Figure 7 shows the changes in the mutual inductance of the coil under different vertical distances. The mutual inductance value of the coil in the picture was measured by the LCR method in an open loop [26]. Figure 8 shows the waveform of load output voltage u₀, load output current i₀, and secondary rectifier current i_s when the coil changes from a vertical distance of 7 to 4 cm and then back to 7 cm.

Figure 8a shows that the output voltage ripple of the sliding mode control added to the observer is smaller. This indicates that the chattering of the controller is suppressed.
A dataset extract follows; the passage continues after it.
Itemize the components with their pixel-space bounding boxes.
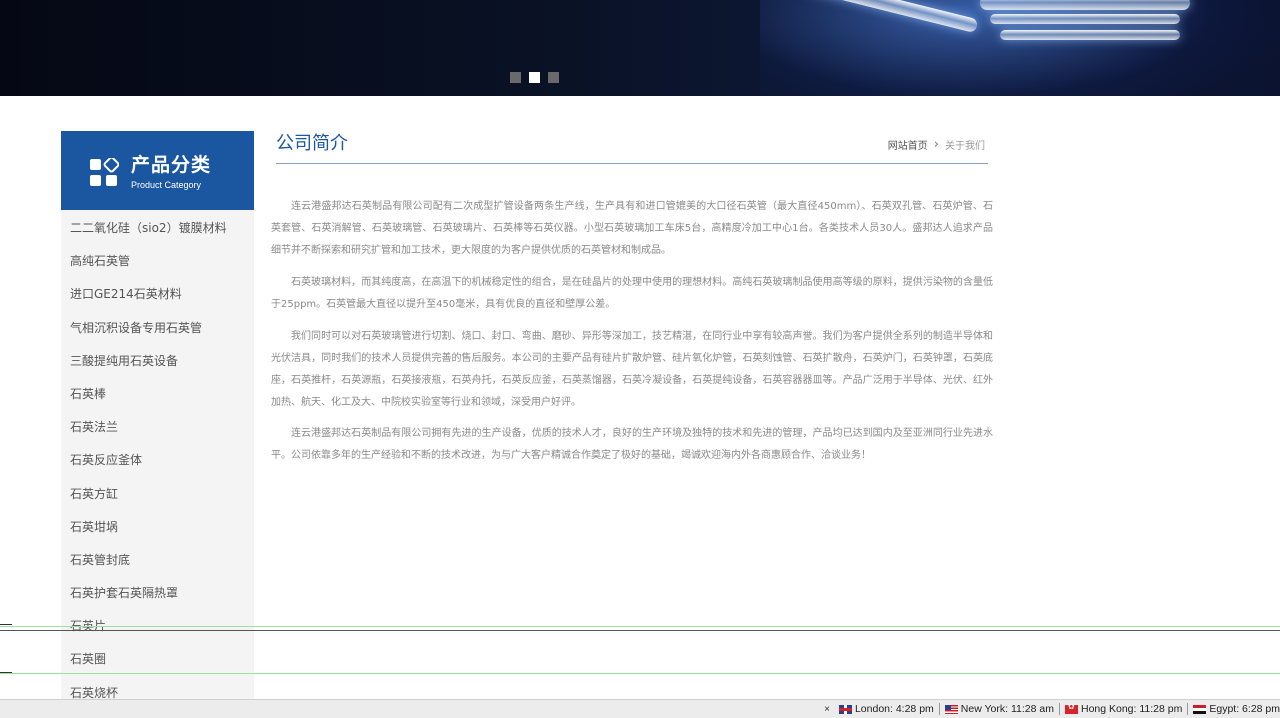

4.3.2. Load Mutation Experiments

The experimental design load resistance changed from 5 to 20 to 5 Ω, and the experimental waveforms are shown in Figure 6. The response time of the control method proposed in this paper was 0.4 and 0.8 ms, the response time of the sliding mode control was 1 and 1.2 ms, and the response time of PI was 1.2 and 1.4 ms. Compared with the control method proposed in this paper, the response times of sliding mode and PI control were longer. It can be seen from Figure 9a that when the load changed to 5 Ω, the output voltage ripple of the proposed control method was smaller than that of SMC and PI control.

5. Conclusions

This paper proposes an integral sliding mode control method based on an unknown input observer. The unknown output observer is designed based on the first-order low-pass filter. The method achieves estimation and feedforward compensation of the secondary side resistance parameters and coil mutual inductance mismatch to give the system better anti-interference ability. At the same time, a prediction equation is added to the design of the unknown input observer. The initial observation error of the observer becomes smaller, and the time to converge to the true value becomes shorter. The observer is combined with an integral sliding mode controller. While integral saturation is effectively suppressed, the robustness of the controller is improved and the chattering of the controller is reduced. The designed observer proves that the error between the observed and true values can converge to zero. The stability of the observer is proven by Lyapunov’s theorem, and a brief comparison with ESO¹³ and SMO¹⁶ is made. The experimental results show that the robustness and dynamic performance of the proposed control method in WPT systems are better than those of traditional PI and sliding mode control. This method can be used to solve the disturbance problem caused by coil offset and load change during wireless charging of AGVs. In this paper, an uncontrolled rectifier bridge is selected at the rectifier side. In order to better integrate battery BMS management in the future, it can be changed as a semi-controlled or controllable full bridge to realize the regulation of power and efficiency under the condition of original anti-disturbance stable voltage output.